Parmi les « énigmes » à élucider demeure la compréhension de ces moments et des facteurs de rupture où la confiance et la crédibilité politique s’effondrent et où l’élu perd sa légitimité. Ces situations sont d’autant plus intéressantes à analyser qu’en général ce n’est pas le degré de transgression légale ou le montant de la fraude qui sont en cause, mais plutôt des fautes éthiques (mensonge répété) qui ont parfois des effets puissants.

LM et GS : “Peu importent les noms, ce sont les mécanismes qu’il faut étudier“. Est-ce la condition nécessaire pour rompre avec le sens commun, ou la dénonciation étroite ? Quels sont les pièges à éviter pour le chercheur ?

PL : Je n’en fais pas une loi générale, mais je me suis appuyé sur la tradition de sociologues nord américains qui ont estimé que la personnalisation et une contextualisation trop précises de l’analyse pouvaient occulter la compréhension des mécanismes sociaux par une subjectivation envahissante et ouvrait la porte à des polémiques secondaires. Dans un domaine où domine la scandalisation, cela me semble une posture méthodologique prudente.

LM et GS : “Les systèmes d’alerte et les contre-pouvoirs démocratiques sont faibles“. Pourquoi ? Qu’elles en sont les raisons ? Peut-on déceler des changements sur ce plan ? La France se distingue-t-elle en la matière ?

PL : Tous ceux qui trouvent que l’on parle trop de la « corruption » et que cela contribue à fragiliser à la démocratie, oublient de dire que si les médias sont aujourd’hui sur les questions de défense de l’éthique publique les principaux « lanceurs d’alerte », c’est qu’aucun autre contre-pouvoir ne fonctionne vraiment. Les avis de la Cour des comptes et des chambres régionales sont les seules alertes véritables, elles n’en sont pas moins d’une prudence exemplaire et leurs effets sont incertains. Quant au respect de l’article 40 de code de procédure pénale qui fait une obligation à tout agent public de signaler au parquet des faits infractionnels, il reste purement formel. Et il le restera tant qu’il ne sera pas accompagné de sanctions effectives pour non-révélation. Enfin, la France est spécialiste des « institutions molles » c’est-à-dire d’organismes censés effectuer des contrôles mais auquel les autorités politique se gardent bien de donner des moyens et des pouvoirs. C’est ainsi le cas de la Commission pour la transparence financière de la vie politique (CTFVP), de la Commission nationale des comptes de campagne et des financements politiques (CNCCFP), du Service central de prévention de la corruption (SCPC) ou de la Commission de déontologie de la fonction publique (rendant des avis sur de possibles pantouflages). Chacun de leur rapport est révélateur de leur faiblesse. Leurs demandes répétées ne sont pas suivies d’effets. Il sera donc très intéressant d’observer sur quelles règles, garanties par quel organisme (doté de quels pouvoirs et de quels moyens) déboucheront les intéressantes propositions de la Commission Sauvé en matière de régulation des conflits d’intérêts.

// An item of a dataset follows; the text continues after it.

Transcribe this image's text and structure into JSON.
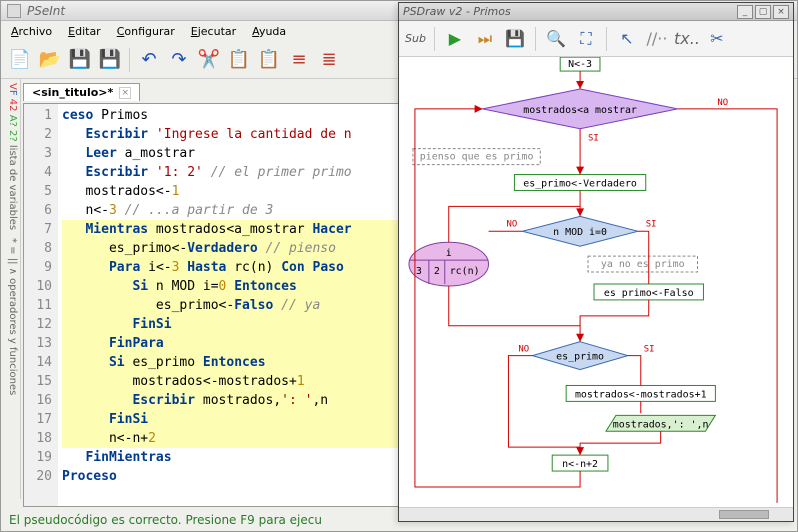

LM et GS : Vous soulignez l’importance d’avoir une approche relationnelle de la corruption, pour terminer par cette idée : “La corruption est une relation à trois“. Quelles perspectives s’ouvrent sur cette base pour la recherche ?

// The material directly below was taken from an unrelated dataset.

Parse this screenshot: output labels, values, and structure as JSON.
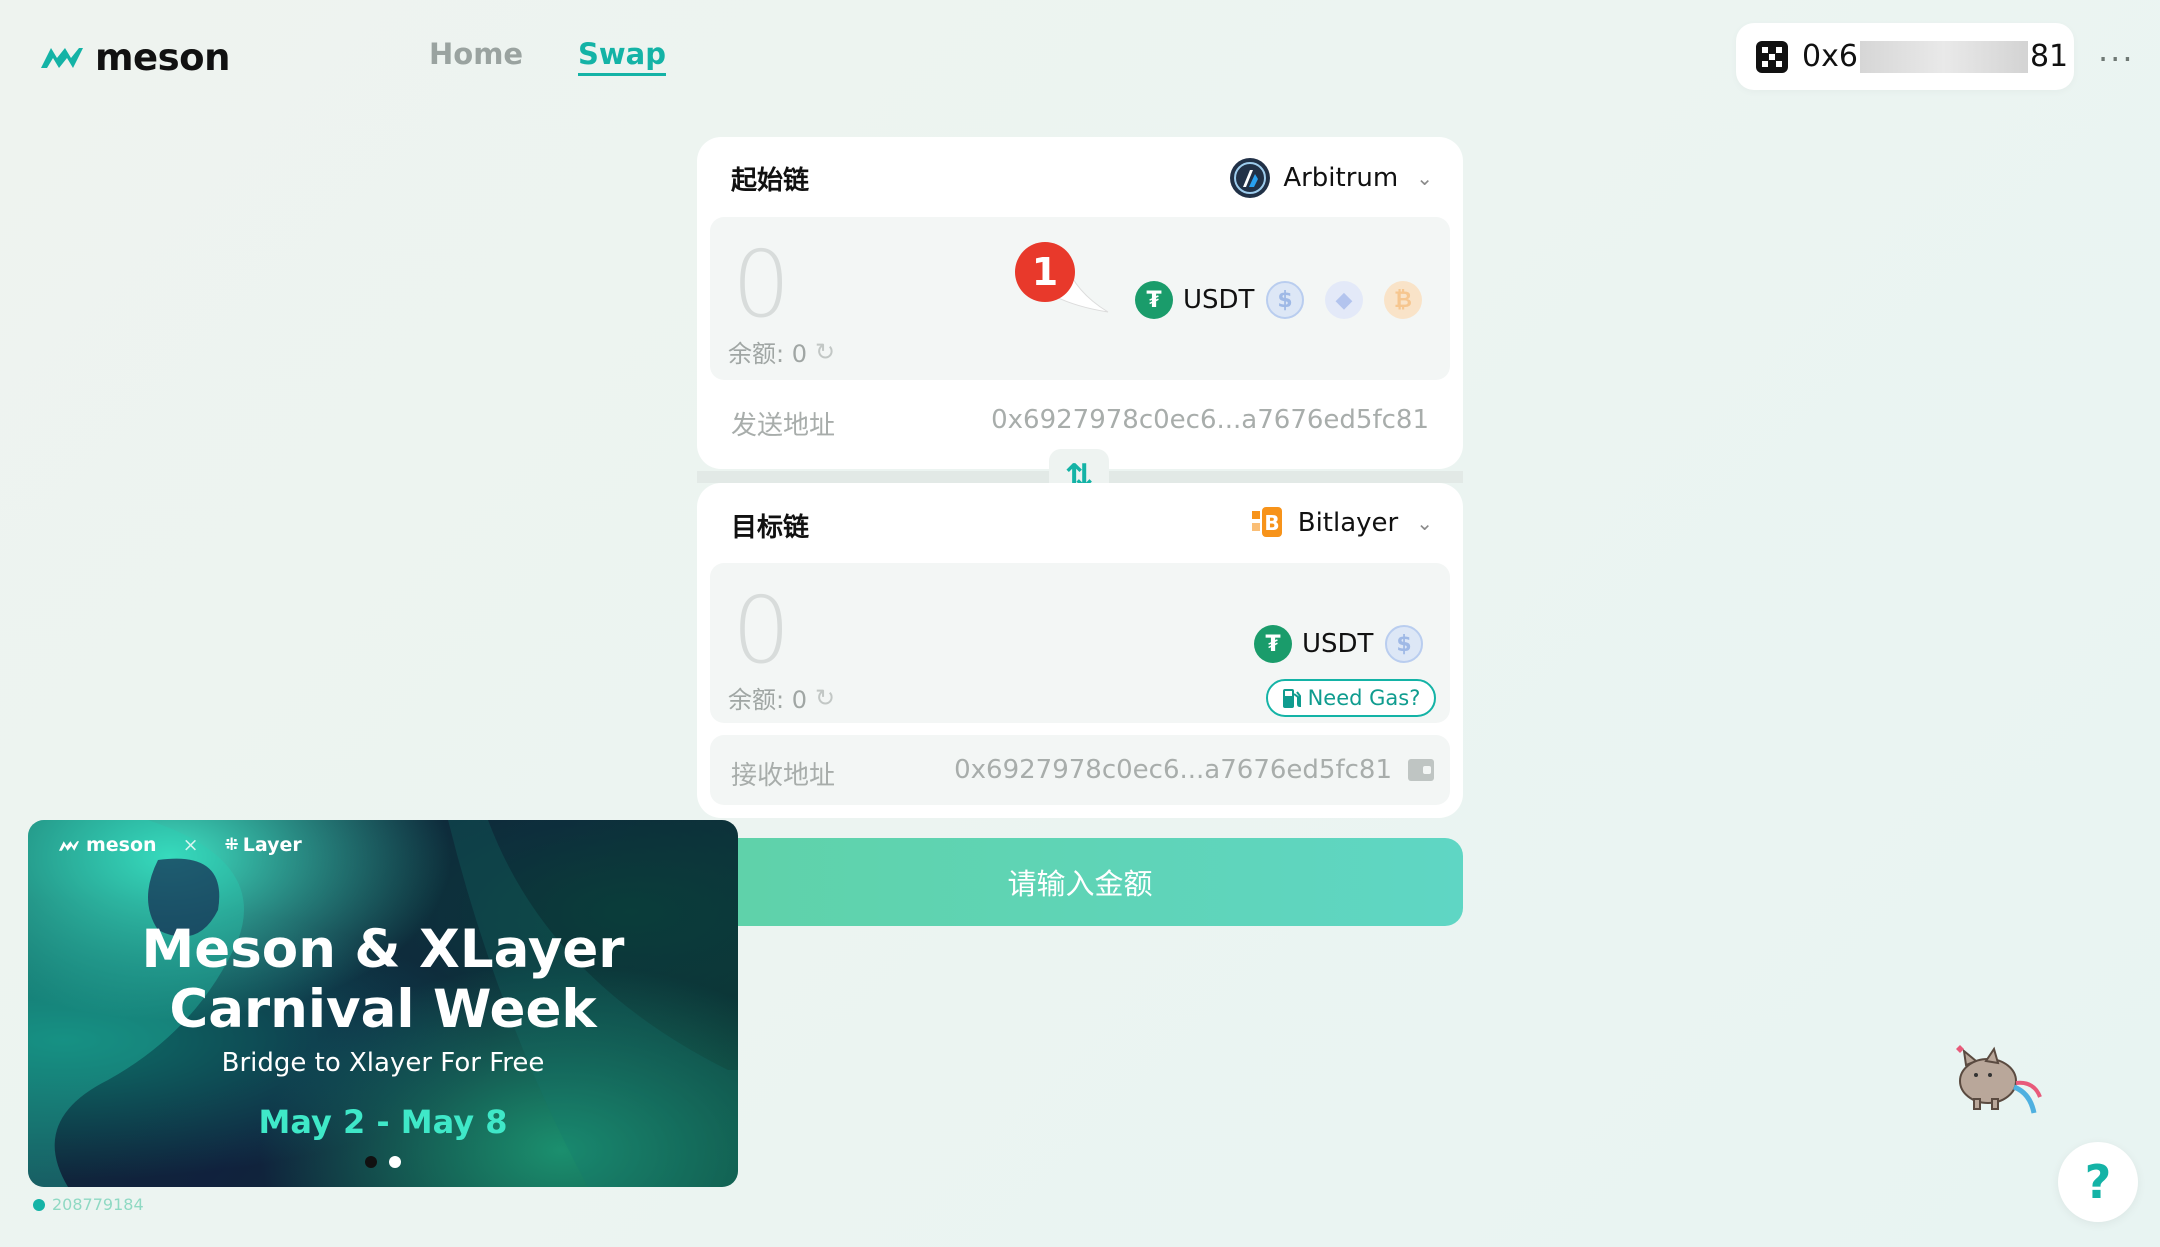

PL : En effet, le projecteur et la stigmatisation sociale se portent prioritairement sur le « corrompu » (en fait, le décideur, celui qui dispose du pouvoir d’attribuer des ressources). Je rappelle simplement qu’il existe aussi des corrupteurs qui sont toujours intéressés à obtenir des passe-droits, à gagner inéquitablement des marchés contre leurs concurrents, etc. Là s’observe la pression constante des intérêts privés sur la décision publique. Enfin, j’attribue aussi une certaine responsabilité à l’audience, à la société civile, qui n’est le plus souvent qu’un observateur passif. Pourtant, en tant que contribuables et plus fondamentalement en tant que citoyens nous sommes tous directement concernés par ces transgressions qui ne sont en rien une « tragique fatalité ».